The first benefit of using AI for this purpose is that the process becomes much quicker. After an AI system is trained to identify irregular events, it can quickly assess new transactions by comparing them with known patterns and spot the smallest anomalies, so humans don’t need to sink hours into processing and analyzing millions of transactions.

A second major benefit is improved accuracy by significantly reducing false positives and false negatives. A well-designed AI system is constantly refined through ongoing model training with fresh data and new classifications, so it becomes smarter over time. As a result, AI does an exponentially better job of correctly identifying abnormal behavior than any human could, and it therefore helps financial services organizations reduce fraud risk and costs, all while enhancing customer satisfaction.

AI can ultimately drive a better customer experience

Finally, AI can also be used to deliver a more personalized experience to customers. Think about financial advisors scheduling a call to review market conditions and give recommendations on where a customer should invest their money. It’s certainly helpful, but it probably isn’t tailored as closely to a customer’s unique investment needs as it could be.

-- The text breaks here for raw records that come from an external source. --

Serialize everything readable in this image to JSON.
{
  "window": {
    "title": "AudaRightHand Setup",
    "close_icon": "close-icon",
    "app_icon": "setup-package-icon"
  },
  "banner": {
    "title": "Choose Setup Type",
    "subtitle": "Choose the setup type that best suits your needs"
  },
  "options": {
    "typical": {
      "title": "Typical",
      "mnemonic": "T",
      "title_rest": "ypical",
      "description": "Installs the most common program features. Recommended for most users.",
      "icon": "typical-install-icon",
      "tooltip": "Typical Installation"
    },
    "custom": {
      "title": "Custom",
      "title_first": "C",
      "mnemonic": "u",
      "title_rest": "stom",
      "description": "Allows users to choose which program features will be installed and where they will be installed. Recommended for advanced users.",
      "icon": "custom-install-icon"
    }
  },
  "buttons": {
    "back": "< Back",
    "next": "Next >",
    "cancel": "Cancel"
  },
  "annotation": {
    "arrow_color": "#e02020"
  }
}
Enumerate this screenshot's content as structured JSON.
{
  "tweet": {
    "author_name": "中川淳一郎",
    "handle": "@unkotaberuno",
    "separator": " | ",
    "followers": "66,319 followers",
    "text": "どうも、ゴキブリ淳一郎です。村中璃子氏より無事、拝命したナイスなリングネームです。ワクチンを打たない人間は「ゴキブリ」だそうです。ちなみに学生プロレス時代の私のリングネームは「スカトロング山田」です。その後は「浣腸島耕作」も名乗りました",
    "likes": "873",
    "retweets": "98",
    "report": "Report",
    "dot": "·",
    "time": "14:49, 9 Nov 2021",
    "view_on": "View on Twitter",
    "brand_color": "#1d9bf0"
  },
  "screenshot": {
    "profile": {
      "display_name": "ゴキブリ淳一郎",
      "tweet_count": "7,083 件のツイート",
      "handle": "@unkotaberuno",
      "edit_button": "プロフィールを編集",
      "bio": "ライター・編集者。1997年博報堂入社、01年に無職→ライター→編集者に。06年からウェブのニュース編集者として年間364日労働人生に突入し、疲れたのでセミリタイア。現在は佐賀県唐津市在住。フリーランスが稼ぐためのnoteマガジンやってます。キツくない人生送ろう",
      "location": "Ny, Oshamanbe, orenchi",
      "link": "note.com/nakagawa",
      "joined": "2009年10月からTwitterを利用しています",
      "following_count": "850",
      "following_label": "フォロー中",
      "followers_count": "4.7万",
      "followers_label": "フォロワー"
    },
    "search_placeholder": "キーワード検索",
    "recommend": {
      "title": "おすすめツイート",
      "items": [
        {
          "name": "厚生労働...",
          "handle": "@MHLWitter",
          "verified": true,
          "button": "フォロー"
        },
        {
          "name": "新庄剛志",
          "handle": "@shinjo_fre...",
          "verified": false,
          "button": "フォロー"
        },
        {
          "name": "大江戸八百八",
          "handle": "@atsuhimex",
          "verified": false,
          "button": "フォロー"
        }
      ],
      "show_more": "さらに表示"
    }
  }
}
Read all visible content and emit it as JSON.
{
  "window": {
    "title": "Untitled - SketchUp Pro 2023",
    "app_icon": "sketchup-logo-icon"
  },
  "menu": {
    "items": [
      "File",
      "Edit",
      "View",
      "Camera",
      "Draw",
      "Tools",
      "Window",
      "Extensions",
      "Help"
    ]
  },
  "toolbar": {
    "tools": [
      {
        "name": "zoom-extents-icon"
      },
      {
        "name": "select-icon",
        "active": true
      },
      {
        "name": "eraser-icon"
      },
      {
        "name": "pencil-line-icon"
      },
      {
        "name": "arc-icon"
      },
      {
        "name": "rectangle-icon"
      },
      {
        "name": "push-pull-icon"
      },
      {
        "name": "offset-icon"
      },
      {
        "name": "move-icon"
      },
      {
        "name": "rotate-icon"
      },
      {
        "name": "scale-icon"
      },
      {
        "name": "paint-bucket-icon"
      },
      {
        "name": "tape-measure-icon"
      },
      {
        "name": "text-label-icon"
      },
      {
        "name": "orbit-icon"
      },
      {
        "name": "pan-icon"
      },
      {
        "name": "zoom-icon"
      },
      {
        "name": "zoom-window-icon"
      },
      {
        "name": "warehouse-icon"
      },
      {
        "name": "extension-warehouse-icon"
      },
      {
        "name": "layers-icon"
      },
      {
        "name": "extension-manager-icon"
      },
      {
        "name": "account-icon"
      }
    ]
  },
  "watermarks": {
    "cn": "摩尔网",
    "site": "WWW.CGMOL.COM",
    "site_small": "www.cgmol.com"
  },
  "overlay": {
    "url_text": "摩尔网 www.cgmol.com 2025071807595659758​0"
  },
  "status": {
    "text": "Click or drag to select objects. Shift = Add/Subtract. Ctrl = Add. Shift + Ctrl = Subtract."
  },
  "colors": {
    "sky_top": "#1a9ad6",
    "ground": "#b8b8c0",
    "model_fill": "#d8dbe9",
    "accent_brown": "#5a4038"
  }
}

AI can help financial advisors offer more customized investment recommendations based on the analysis of comprehensive, relevant customer data, including the customer’s personal information and behavioral data in and outside of the financial organization. With AI-driven customized intelligence delivered right at the point of customer interaction, financial advisors can deliver personalized services that drive better financial results for each individual customer. Using artificial intelligence in finance therefore improves customer service and customer lifetime value.

Omnichannel experience is one of the top priorities for all financial firms. In order to deliver a consistent, seamless customer experience across all channels—direct or digital—a financial organization can leverage machine learning to facilitate a holistic approach. For example, for a retail bank that offers its services through both brick & mortar and online channels across various business units, AI can quickly act on the consolidated customer data from the bank’s internal and external systems with personalized service and recommendations, and ensure a seamless customer experience across all business channels.   

There are so many opportunities for AI to enhance the finance industry. It should be embraced, not feared, by financial professionals. After all, AI will never be able to replace the human touch that will always be needed in the finance or insurance industry. But what AI can do is free finance professionals from the time they spend manually processing information, and provide relevant recommendations for business users to better engage with their clients, form deeper customer relationships, and drive tangible business outcome.